Entfremdung – Identität – Utopie von Chlada,  Marvin, Höhmann,  Peter, Kastrup,  Wolfgang, Kellershohn,  Helmut

Entfremdung – Identität – Utopie

Der Entfremdungsbegriff (bzw. ein verwandter Begriff wie Verdinglichung) hat Konjunktur. Die Debatte reflektiert zum einen das neue Interesse an der Marx-Lektüre, das seit der Jahrtausendwende Ausdruck der Krisenprozesse ist, die die kapitalistische ›Welt‹ durchziehen und nach Erklärungsmustern suchen lassen. In diesem Zusammenhang wird auch das Verhältnis zwischen dem ›frühen‹ Marx und dem Marx der »Kritik der Politischen Ökonomie«, zwischen Entfremdungskritik und der Kritik des Warenfetischismus erneut thematisiert. Zum anderen verweist der Entfremdungsdiskurs auf die individuellen Leidenserfahrungen, die den Alltag der Menschen bestimmen.
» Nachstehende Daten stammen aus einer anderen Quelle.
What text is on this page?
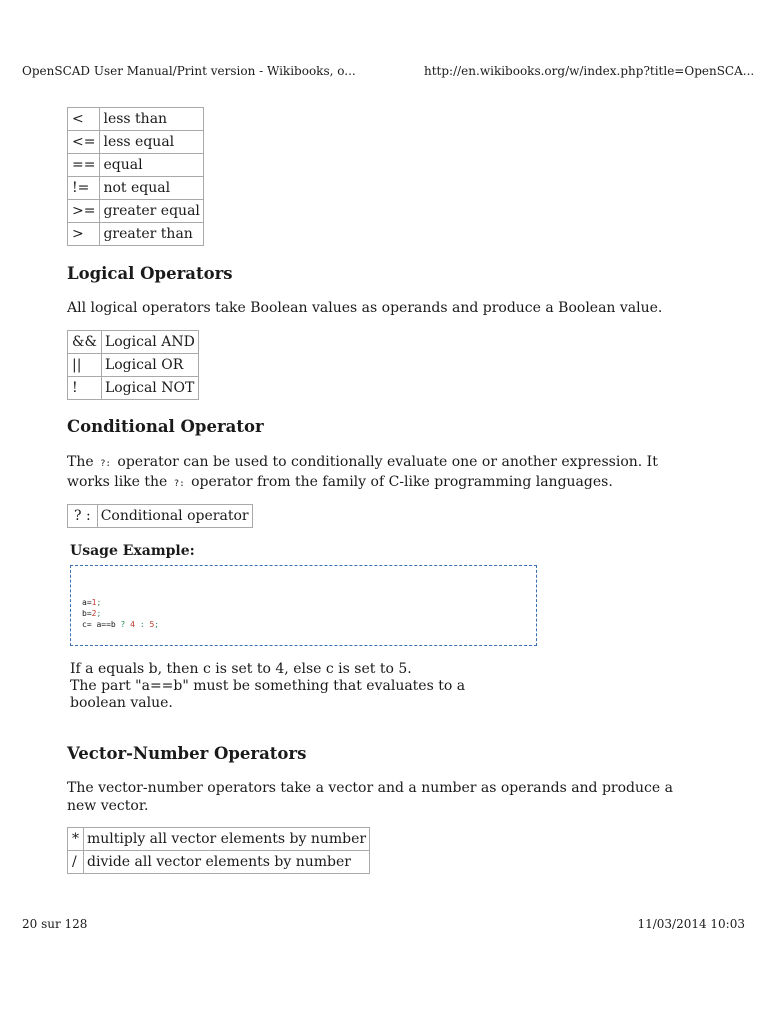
OpenSCAD User Manual/Print version - Wikibooks, o...	http://en.wikibooks.org/w/index.php?title=OpenSCA...
<	less than
<=	less equal
==	equal
!=	not equal
>=	greater equal
>	greater than
Logical Operators

All logical operators take Boolean values as operands and produce a Boolean value.

&&	Logical AND
||	Logical OR
!	Logical NOT
Conditional Operator

The ?: operator can be used to conditionally evaluate one or another expression. It works like the ?: operator from the family of C-like programming languages.

? :	Conditional operator
Usage Example:
a=1;
b=2;
c= a==b ? 4 : 5;
If a equals b, then c is set to 4, else c is set to 5.
The part "a==b" must be something that evaluates to a boolean value.
Vector-Number Operators

The vector-number operators take a vector and a number as operands and produce a new vector.

*	multiply all vector elements by number
/	divide all vector elements by number
20 sur 128	11/03/2014 10:03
Korrespondierend zum Entfremdungsbegriff nimmt der Identitätsbegriff einen immer breiteren Raum ein in der Debatte um die Gestaltung von nichtentfremdeten Lebensverhältnissen. ›Identität‹ (bzw. ›kollektive Identität‹) ist zur Chiffre geworden, unter der sich unterschiedliche Gruppen formen, denen es um eine Änderung vorherrschender Lebens- und Denkweisen geht, die sich unter den gegebenen gesellschaftlichen Bedingungen herausgebildet haben. Die jeweiligen Gemeinschaftsvorstellungen, ihre Begründungen und Handlungsstrategien werden seit einigen Jahren breit und kontrovers erörtert, dies gerade auch in den Gesellschaftsbildern rechter und linker Identitätspolitik. Bezüglich der letzteren stellt sich die Frage, wie Identitäts- und Klassenpolitik zueinander stehen.

Besondere Beachtung verdienen rechtspopulistische und extrem rechte Bewegungen. Auch sie operieren identitätspolitisch, indem sie das ›Deutsch-Sein‹ (im völkischen Sinne) und das volksgemeinschaftliche Wir zum allein bestimmenden Identitätsmerkmal erheben. Identität ist aus dieser Sicht immer national- und volksbezogen. Entfremdung dagegen bedeutet stets Verlust des Nationalen und des ›Volkshaften‹. Auch die Vorstellungen von einer anderen, besseren Welt haben Konjunktur. Seit Karl Mannheim und Ernst Bloch wird Utopie nicht mehr primär als ein literarisches Genre, sondern als eine Denkform, als ›utopisches Bewusstsein‹ betrachtet, die es für kultur- und sozialwissenschaftliche Analysen fruchtbar zu machen gilt.